Draft Budget Takes Shape
in Huntington

It's another tough budget year in school districts across the state. With continued increases in state pension costs and employee health insurance coupled with New York's tax levy cap law, spending reductions are an essential ingredient in every district's budget development process.
The Huntington School District will release its first draft budget of the 2013/14 cycle on Monday, March 4. Huntington School Board members will meet that same night in the Jack Abrams School auditorium at 7:30 p.m. to take up the budget draft and begin going through it line-by-line in public.
Superintendent James W. Polansky said the budget is being developed based upon several assumptions, including an increase of $1.975 million in contributions to the state Teachers Retirement System and a jump of $345,000 in costs associated with the state Employees Retirement System.

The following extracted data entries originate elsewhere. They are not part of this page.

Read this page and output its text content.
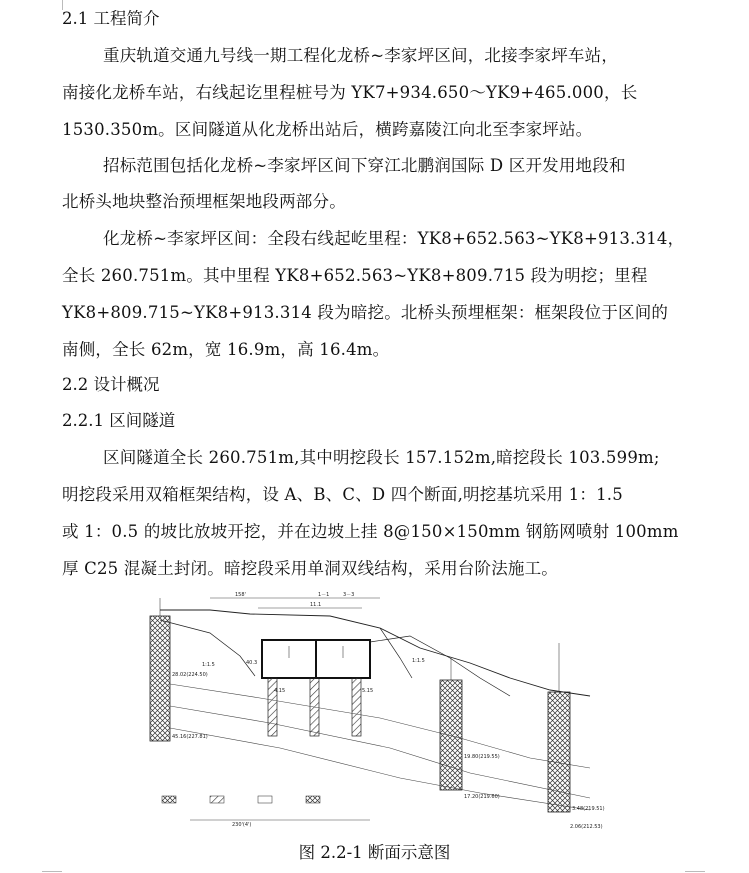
2.1 工程简介
重庆轨道交通九号线一期工程化龙桥~李家坪区间，北接李家坪车站，
南接化龙桥车站，右线起讫里程桩号为 YK7+934.650～YK9+465.000，长
1530.350m。区间隧道从化龙桥出站后，横跨嘉陵江向北至李家坪站。
招标范围包括化龙桥~李家坪区间下穿江北鹏润国际 D 区开发用地段和
北桥头地块整治预埋框架地段两部分。
化龙桥~李家坪区间：全段右线起屹里程：YK8+652.563~YK8+913.314，
全长 260.751m。其中里程 YK8+652.563~YK8+809.715 段为明挖；里程
YK8+809.715~YK8+913.314 段为暗挖。北桥头预埋框架：框架段位于区间的
南侧，全长 62m，宽 16.9m，高 16.4m。
2.2 设计概况
2.2.1 区间隧道
区间隧道全长 260.751m,其中明挖段长 157.152m,暗挖段长 103.599m;
明挖段采用双箱框架结构，设 A、B、C、D 四个断面,明挖基坑采用 1：1.5
或 1：0.5 的坡比放坡开挖，并在边坡上挂 8@150×150mm 钢筋网喷射 100mm
厚 C25 混凝土封闭。暗挖段采用单洞双线结构，采用台阶法施工。
158'	1－1	3－3
11.1
4.15	5.15
40.3
19.80(219.55)
17.20(219.60)
3.48(219.51)
2.06(212.53)
28.02(224.50)
45.16(227.81)
1:1.5
1:1.5
230'(4')
图 2.2-1 断面示意图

The district is also planning for an 8.7 percent or $588,636 increase in its health insurance costs. Mr. Polansky said the budget draft also assumes assessed property values will fall $300,000 in 2013/14 from the current year's level.
Based upon a preliminary calculation, the tax cap law limits the increase in the Huntington School District's property tax levy to an estimated 2.83 percent over the 2012/13 levy. The corresponding budget-to-budget increase amounts to $2,508,569 or 2.24 percent.
To meet the tax levy cap requirements, Mr. Polansky estimates the district will need to reduce discretionary costs by $461,465 in the 2013/14 budget. District officials are currently at work finalizing the budget draft. It will be posted on the district's website at www.hufsd.edu.
"The cap on the tax levy and rising non-discretionary costs continue to provide a fiscal challenge for school districts," Mr. Polansky said. "It is important for us to continue monitoring our expenses carefully and to realize economic efficiencies that allow us to preserve opportunities for our students without adding to the taxpayer burden. It is also important for the budget process to be as transparent and as informative as possible, and in that light, for residents to take advantage of the opportunity to attend upcoming budget sessions."
During their March 4 meeting, trustees and community members will be provided with a 2013/14 general budget overview along with a review of proposed spending in the codes that fund the board of education, central office, department and building level administration and supervision and student transportation.